Hosted by the macabre, but somewhat silly, Cousin Eerie, Dark Horse Comics’ first issue of their new horror anthology Eerie is a hit and miss affair at best. The beautiful cover by Jim Pavelec is sure to entice readers to pick up this newest of books recreated in the vein of the EC Comics horror books of the 1950s (and the original Eerie itself), but alas none of the stories inside appear to be tied to the cover image. The stories inside (most in retro-like black and white) do contain some solid sci-fi horror shorts, but for the most part are not really that engaging or anything new.

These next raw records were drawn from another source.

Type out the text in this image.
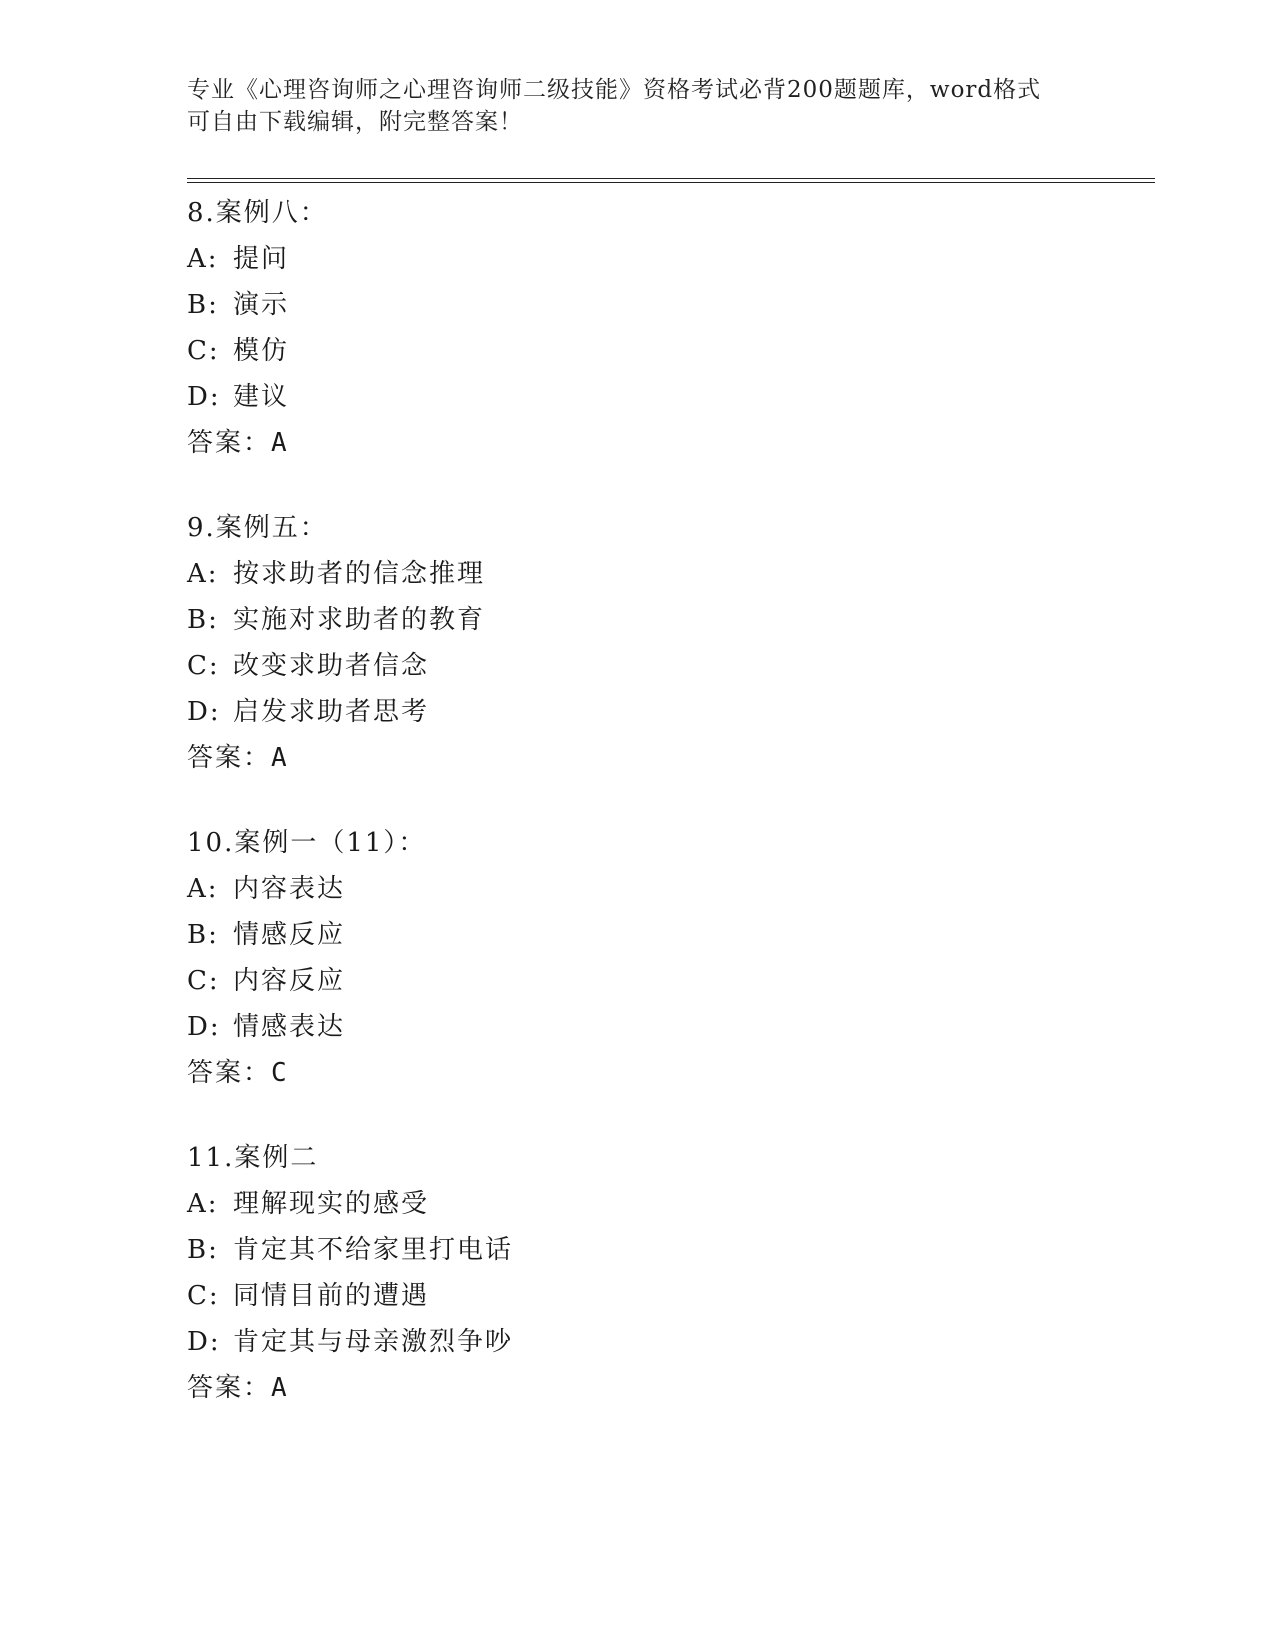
专业《心理咨询师之心理咨询师二级技能》资格考试必背200题题库，word格式
可自由下载编辑，附完整答案！
8.案例八：
A: 提问
B: 演示
C: 模仿
D: 建议
答案：A
9.案例五：
A: 按求助者的信念推理
B: 实施对求助者的教育
C: 改变求助者信念
D: 启发求助者思考
答案：A
10.案例一（11）：
A: 内容表达
B: 情感反应
C: 内容反应
D: 情感表达
答案：C
11.案例二
A: 理解现实的感受
B: 肯定其不给家里打电话
C: 同情目前的遭遇
D: 肯定其与母亲激烈争吵
答案：A
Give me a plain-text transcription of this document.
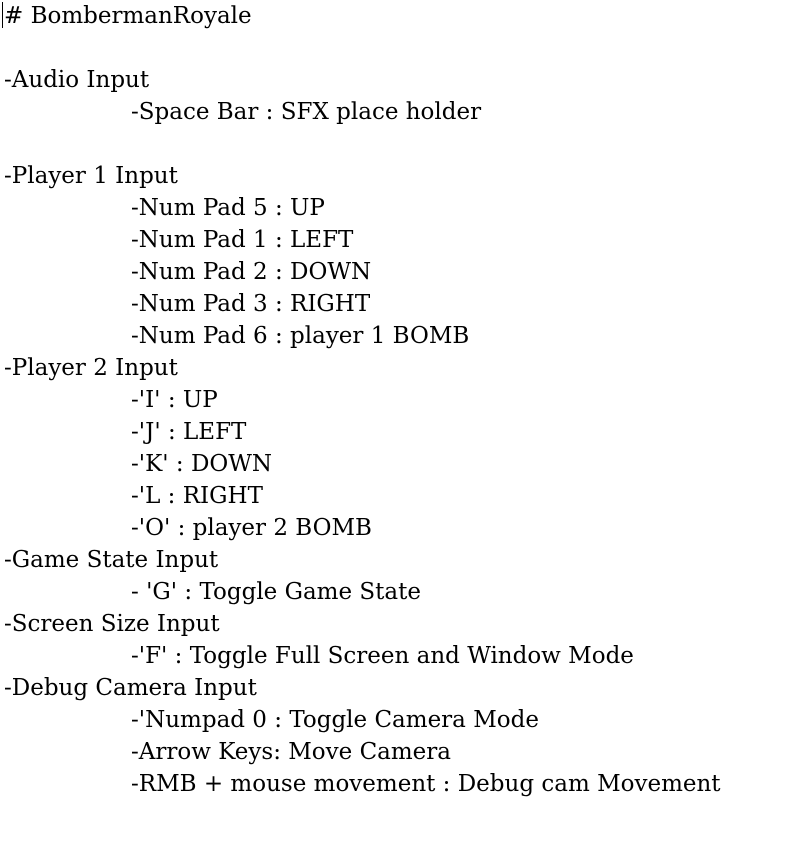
# BombermanRoyale
-Audio Input
-Space Bar : SFX place holder
-Player 1 Input
-Num Pad 5 : UP
-Num Pad 1 : LEFT
-Num Pad 2 : DOWN
-Num Pad 3 : RIGHT
-Num Pad 6 : player 1 BOMB
-Player 2 Input
-'I' : UP
-'J' : LEFT
-'K' : DOWN
-'L : RIGHT
-'O' : player 2 BOMB
-Game State Input
- 'G' : Toggle Game State
-Screen Size Input
-'F' : Toggle Full Screen and Window Mode
-Debug Camera Input
-'Numpad 0 : Toggle Camera Mode
-Arrow Keys: Move Camera
-RMB + mouse movement : Debug cam Movement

David Lapham’s opening sci-fi/horror tale “A Robot for Your Thoughts” is a solid enough, and gory enough, tale that (somewhat erroneously) references ideas like “The Singularity,” but ends up coming off as a bad Twilight Zone episode about the eventual take-over of robots. “Life Species” by Bill Dubay is almost a comedy of errors that really doesn’t provide any real humor. “Beta-Eden” by Christopher A. Taylor and Rafa Garres is the strongest tale included in this debut issue. It involves a group of human astronauts who crash land on an alien world inhabited by libidinous female aliens, who appear benevolent and only desirous of continuing their race once all of their male counterparts have died off due to a plague, only to reveal that the results of the copulation process aren’t exactly beneficial to the survival of the astronauts. It also is the only tale that is artistically unique and engaging as Garres’ pencils are both sensually inviting and grotesquely repulsive at the same time. “Child” by Bruce Jones and Richard Corben is a not too thrilling retelling of the Frankenstein monster story with a twist. For a “new” anthology though, there aren’t that many new stories. Both “Life Species” and “Child” are reprints.
The market is ripe for the revival of a classic horror anthology series and Dark Horse Comics is just the type of publisher that can make one work. If Eerie doesn’t get better as it goes along though it simply won’t be around long enough for anyone to care.